As of the 2020 census, Ovilla had a population of 4,304, 1,554 households, and 1,238 families. The median age was 47.3 years, 21.5% of residents were under the age of 18, 21.1% of residents were 65 years of age or older, and there were 94.3 males for every 100 females overall and 92.6 males for every 100 females age 18 and over.

90.2% of residents lived in urban areas, while 9.8% lived in rural areas.

There were 1,554 households in Ovilla, of which 33.4% had children under the age of 18 living in them. Of all households, 72.3% were married-couple households, 7.9% were households with a male householder and no spouse or partner present, and 16.4% were households with a female householder and no spouse or partner present. About 13.1% of all households were made up of individuals and 7.7% had someone living alone who was 65 years of age or older.

There were 1,597 housing units, of which 2.7% were vacant. The homeowner vacancy rate was 1.0% and the rental vacancy rate was 5.6%.

Racial composition as of the 2020 census
| Race | Number | Percent |
|---|---|---|
| White | 2,912 | 67.7% |
| Black or African American | 655 | 15.2% |
| American Indian and Alaska Native | 27 | 0.6% |
| Asian | 49 | 1.1% |
| Native Hawaiian and Other Pacific Islander | 3 | 0.1% |
| Some other race | 206 | 4.8% |
| Two or more races | 452 | 10.5% |
| Hispanic or Latino (of any race) | 632 | 14.7% |

==Education==
Most areas in Ovilla in Ellis County are in the Red Oak Independent School District, with some portions in the Midlothian Independent School District.
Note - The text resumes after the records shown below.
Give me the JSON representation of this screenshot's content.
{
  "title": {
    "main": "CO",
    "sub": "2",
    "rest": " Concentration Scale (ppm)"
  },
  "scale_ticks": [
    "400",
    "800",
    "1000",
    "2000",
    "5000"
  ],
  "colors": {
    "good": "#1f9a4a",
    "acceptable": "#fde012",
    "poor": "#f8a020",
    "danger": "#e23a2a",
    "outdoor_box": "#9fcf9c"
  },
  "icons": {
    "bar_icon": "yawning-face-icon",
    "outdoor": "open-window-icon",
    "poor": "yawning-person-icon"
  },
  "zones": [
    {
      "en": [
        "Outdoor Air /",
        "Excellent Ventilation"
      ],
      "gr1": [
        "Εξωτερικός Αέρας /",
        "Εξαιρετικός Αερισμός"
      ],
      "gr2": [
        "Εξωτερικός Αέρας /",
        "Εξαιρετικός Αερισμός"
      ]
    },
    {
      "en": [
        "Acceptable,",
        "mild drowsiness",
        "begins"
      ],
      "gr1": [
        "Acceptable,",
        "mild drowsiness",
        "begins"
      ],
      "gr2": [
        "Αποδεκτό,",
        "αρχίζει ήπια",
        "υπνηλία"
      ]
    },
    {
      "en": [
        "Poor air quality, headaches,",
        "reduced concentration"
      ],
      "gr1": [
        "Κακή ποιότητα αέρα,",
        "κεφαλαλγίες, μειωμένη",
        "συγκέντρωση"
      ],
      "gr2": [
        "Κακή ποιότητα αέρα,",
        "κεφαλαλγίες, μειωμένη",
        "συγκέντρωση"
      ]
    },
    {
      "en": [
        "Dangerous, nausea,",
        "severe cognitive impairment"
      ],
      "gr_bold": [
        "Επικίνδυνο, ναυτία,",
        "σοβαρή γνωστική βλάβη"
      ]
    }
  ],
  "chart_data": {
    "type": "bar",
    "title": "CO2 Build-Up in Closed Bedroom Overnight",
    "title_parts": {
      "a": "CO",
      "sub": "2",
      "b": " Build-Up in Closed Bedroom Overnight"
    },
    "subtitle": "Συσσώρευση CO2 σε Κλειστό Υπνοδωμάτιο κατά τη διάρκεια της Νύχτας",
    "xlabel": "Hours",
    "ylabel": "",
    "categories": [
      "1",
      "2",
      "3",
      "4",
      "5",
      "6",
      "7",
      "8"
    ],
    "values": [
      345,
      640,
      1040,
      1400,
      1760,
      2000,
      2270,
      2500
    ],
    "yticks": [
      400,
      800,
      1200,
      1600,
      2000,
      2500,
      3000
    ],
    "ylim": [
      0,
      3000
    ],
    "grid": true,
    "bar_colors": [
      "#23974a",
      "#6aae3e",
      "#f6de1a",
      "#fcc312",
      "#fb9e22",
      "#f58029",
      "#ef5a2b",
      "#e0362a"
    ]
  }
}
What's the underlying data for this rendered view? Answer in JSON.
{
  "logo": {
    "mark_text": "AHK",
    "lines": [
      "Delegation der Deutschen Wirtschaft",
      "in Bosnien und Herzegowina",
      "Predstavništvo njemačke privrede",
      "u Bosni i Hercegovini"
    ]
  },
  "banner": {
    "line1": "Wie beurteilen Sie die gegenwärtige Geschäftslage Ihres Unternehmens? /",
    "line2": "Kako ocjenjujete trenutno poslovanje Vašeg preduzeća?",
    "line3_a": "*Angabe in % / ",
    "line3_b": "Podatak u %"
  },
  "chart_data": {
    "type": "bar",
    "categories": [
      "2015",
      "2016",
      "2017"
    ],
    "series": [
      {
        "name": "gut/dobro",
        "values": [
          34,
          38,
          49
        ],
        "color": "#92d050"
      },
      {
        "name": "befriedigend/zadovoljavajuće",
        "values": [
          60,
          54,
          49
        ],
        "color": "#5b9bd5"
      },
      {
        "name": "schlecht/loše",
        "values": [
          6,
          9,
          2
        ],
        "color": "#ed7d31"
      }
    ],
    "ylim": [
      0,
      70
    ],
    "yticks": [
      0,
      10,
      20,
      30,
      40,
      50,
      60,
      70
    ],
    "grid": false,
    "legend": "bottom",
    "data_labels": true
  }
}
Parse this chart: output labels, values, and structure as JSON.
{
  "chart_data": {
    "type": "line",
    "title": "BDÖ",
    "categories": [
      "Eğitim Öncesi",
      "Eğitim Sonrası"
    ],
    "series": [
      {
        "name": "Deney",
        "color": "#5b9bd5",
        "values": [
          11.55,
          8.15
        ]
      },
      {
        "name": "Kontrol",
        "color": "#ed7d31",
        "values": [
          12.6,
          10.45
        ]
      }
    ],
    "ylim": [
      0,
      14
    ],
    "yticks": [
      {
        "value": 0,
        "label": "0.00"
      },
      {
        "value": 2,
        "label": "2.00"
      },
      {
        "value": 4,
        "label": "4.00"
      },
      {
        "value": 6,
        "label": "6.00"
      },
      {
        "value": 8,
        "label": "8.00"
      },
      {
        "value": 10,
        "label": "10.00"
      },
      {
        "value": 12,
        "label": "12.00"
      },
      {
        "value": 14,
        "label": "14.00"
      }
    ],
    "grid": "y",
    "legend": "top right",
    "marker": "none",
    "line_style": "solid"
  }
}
The Dallas County portions are divided between the Cedar Hill Independent School District and the DeSoto Independent School District.

Zoned schools are:
- Red Oak High School for the Red Oak ISD portion
- McClatchey Elementary School, Walnut Grove Middle School, and Midlothian Heritage High School for the Midlothian ISD portion.
- Cedar Hill High School for the Cedar Hill ISD portion
- Cockrell Hill Elementary School (grades Kindergarten through 2), Frank Moates Elementary School (grades 3-5), Curtistene S. McCowan Middle School, DeSoto High School Freshman Campus, and DeSoto High School for the DeSoto ISD portion

Ovilla Christian School, a private Christian school, is located in Ovilla. It is associated with Ovilla Road Baptist Church.

Portions in Ellis County are zoned to Navarro College. Portions in Dallas County are zoned to Dallas College.